De la Independencia Nacional a la seguridad multidimensional del siglo XXI
Desde su nacimiento en 1844, las Fuerzas Armadas de la República Dominicana han sido uno de los pilares en la construcción, defensa y consolidación del Estado. Su evolución ha acompañado los momentos decisivos de la historia nacional: independencia, restauración, conflictos internos, profesionalización institucional y adaptación a los desafíos contemporáneos de seguridad.
El origen: defensa de la soberanía (1844–1865)
La proclamación de independencia el 27 de febrero de 1844 no solo dio nacimiento al Estado dominicano, sino también a su estructura militar inicial.
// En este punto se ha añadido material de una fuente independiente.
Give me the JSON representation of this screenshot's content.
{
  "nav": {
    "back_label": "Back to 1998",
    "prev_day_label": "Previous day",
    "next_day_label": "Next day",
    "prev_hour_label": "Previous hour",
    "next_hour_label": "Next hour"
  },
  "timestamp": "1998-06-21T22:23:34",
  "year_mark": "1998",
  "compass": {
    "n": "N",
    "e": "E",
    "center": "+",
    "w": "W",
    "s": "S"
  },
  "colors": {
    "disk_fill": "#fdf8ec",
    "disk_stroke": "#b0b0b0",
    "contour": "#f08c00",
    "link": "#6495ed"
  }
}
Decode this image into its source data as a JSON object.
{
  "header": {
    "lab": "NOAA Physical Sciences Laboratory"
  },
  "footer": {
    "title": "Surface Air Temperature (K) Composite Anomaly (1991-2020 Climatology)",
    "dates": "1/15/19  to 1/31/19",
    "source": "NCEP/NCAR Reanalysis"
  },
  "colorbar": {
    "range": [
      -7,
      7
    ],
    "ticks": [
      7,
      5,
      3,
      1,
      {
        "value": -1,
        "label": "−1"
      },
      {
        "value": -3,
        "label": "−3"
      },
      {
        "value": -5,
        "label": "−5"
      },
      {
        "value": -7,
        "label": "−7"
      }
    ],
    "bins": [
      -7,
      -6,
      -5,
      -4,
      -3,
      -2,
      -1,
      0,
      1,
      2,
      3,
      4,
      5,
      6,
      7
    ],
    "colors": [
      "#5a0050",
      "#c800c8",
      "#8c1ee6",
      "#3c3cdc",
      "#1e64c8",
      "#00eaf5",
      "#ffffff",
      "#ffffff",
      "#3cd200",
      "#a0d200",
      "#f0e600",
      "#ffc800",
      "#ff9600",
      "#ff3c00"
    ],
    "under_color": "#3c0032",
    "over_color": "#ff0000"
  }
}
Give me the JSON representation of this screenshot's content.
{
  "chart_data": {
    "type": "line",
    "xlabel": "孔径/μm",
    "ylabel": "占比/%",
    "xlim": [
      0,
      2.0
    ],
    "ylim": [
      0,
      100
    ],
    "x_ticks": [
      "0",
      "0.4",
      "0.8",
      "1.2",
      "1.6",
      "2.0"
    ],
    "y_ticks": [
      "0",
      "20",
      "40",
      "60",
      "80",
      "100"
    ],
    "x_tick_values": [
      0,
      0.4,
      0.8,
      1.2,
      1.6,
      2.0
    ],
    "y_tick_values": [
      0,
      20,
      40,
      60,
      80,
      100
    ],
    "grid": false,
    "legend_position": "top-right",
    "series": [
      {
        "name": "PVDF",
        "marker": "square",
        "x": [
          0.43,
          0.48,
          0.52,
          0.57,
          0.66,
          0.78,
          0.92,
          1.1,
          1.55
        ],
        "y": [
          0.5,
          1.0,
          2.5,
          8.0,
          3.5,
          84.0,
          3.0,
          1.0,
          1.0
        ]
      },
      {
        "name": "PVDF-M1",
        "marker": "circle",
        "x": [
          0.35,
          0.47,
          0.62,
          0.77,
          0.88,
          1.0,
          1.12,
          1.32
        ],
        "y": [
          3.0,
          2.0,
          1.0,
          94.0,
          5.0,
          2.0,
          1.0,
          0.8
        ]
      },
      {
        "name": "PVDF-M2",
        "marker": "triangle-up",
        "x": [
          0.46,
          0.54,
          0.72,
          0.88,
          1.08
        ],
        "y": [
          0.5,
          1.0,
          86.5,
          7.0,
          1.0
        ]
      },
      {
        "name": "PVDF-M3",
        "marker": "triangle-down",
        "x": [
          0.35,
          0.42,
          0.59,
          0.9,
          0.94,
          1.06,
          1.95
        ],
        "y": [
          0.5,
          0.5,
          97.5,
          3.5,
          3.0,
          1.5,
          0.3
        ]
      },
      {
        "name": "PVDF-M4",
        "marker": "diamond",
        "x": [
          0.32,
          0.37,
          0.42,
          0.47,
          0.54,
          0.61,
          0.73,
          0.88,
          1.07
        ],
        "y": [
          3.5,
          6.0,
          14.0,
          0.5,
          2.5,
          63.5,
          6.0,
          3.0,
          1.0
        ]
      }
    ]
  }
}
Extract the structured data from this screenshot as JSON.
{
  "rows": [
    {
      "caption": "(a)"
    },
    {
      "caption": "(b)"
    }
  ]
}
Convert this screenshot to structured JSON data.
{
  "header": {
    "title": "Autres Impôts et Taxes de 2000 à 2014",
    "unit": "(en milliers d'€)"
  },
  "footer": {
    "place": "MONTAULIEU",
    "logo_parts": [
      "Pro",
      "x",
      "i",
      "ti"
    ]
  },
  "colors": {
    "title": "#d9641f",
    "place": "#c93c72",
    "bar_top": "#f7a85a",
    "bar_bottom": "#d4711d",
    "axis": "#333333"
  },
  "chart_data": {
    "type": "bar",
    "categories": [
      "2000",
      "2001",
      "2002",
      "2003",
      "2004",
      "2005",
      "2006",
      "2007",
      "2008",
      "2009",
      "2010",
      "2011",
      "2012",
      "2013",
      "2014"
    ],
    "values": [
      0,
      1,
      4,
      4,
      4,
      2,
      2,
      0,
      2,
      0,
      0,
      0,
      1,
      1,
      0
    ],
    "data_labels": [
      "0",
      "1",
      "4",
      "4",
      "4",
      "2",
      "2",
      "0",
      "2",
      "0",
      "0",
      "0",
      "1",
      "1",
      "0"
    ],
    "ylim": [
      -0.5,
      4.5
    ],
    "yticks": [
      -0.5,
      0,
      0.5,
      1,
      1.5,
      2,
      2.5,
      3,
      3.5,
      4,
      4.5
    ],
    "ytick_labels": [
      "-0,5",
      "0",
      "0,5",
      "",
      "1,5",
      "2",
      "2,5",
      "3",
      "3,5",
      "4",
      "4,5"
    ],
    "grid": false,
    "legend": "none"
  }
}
Bajo el liderazgo ideológico de Juan Pablo Duarte y los trinitarios, y con la acción militar decisiva de figuras como Pedro Santana y Antonio Duvergé, se organizaron fuerzas que enfrentaron las invasiones haitianas en las batallas del 19 y 30 de marzo de 1844.
Posteriormente, durante la Guerra de la Restauración (1863–1865), el componente militar resultó decisivo para revertir la anexión a España y restablecer la soberanía nacional (Moya Pons, 2010). No obstante, la decisión previa de anexar el país a la Corona española -impulsada de manera unilateral por el inconsulto caudillo- empañó gravemente los logros alcanzados en la consolidación de la independencia. En este período, las fuerzas militares actuaron esencialmente como instrumento de defensa existencial del Estado y como garante de la recuperación de la autodeterminación nacional.
Entre la inestabilidad y la institucionalización (1865–1930)
Tras la Restauración, la joven república enfrentó conflictos internos, luchas caudillistas e intervenciones extranjeras, incluida la ocupación estadounidense (1916–1924). Durante este período se reorganizaron las estructuras militares bajo modelos más profesionalizados, sentando las bases del Ejército Nacional moderno (Atkins & Wilson, 1998).
El papel militar fue ambivalente: por un lado, garantía de orden; por otro, actor político relevante en la dinámica de poder nacional.
Consolidación institucional y autoritarismo (1930–1961)
Durante la dictadura de Rafael Trujillo, las Fuerzas Armadas se convirtieron en el eje del aparato estatal. Se modernizaron las infraestructuras, se fortaleció la organización militar y se consolidó el control territorial. Sin embargo, también fueron instrumentalizadas como sostén del régimen autoritario (Crassweller, 1966).
En esta etapa, la institución militar fue clave para la centralización del poder político y el fortalecimiento del aparato estatal.
Defensa constitucional y transición democrática (1961–1996)
Tras la muerte de Trujillo en 1961, las Fuerzas Armadas jugaron un papel complejo durante la crisis política que culminó en la Guerra de Abril de 1965. La intervención extranjera y la posterior transición democrática redefinieron el rol militar hacia una función más institucional y subordinada al poder civil (Wiarda & Kryzanek, 1992).
La Constitución dominicana consolidó el principio de subordinación militar al poder civil, fortaleciendo la profesionalización y delimitando su papel en la defensa nacional.
Modernización y seguridad multidimensional (1996–2025)
En el siglo XXI, las Fuerzas Armadas dominicanas han ampliado su misión más allá de la defensa convencional:
- Protección de la frontera terrestre con Haití.
- Apoyo en desastres naturales y emergencias.
- Lucha contra el narcotráfico y el crimen transnacional.
- Seguridad aeroportuaria y portuaria.
- Participación en operaciones de apoyo a la población civil.
La Ley Orgánica de las Fuerzas Armadas (Ley 139-13) establece como misión fundamental la defensa de la independencia, la soberanía y el orden constitucional, en coordinación con los demás organismos del Estado.
En el contexto actual, caracterizado por amenazas híbridas, migración irregular y crimen organizado transnacional, la institución militar dominicana opera bajo un enfoque de seguridad integral y multidimensional.
Aportes estructurales al Estado dominicano
A lo largo de 181 años de historia, los aportes fundamentales de las Fuerzas Armadas al Estado dominicano pueden sintetizarse en cinco dimensiones:
- Defensa de la soberanía nacional (1844, 1863–1865).
- Consolidación territorial y estabilidad interna.
- Apoyo a la institucionalidad constitucional.
- Construcción de infraestructura y presencia estatal en zonas estratégicas.
- Contribución a la seguridad humana y gestión de emergencias.
Conclusión
Las Fuerzas Armadas dominicanas han transitado desde un instrumento de guerra por la independencia hasta convertirse en un componente esencial del sistema de seguridad y defensa del Estado moderno. Su evolución refleja la historia misma de la República Dominicana: defensa, crisis, reforma, profesionalización y adaptación.
Hoy, en un entorno regional complejo, su papel continúa siendo decisivo en la preservación de la soberanía, la estabilidad y el desarrollo nacional.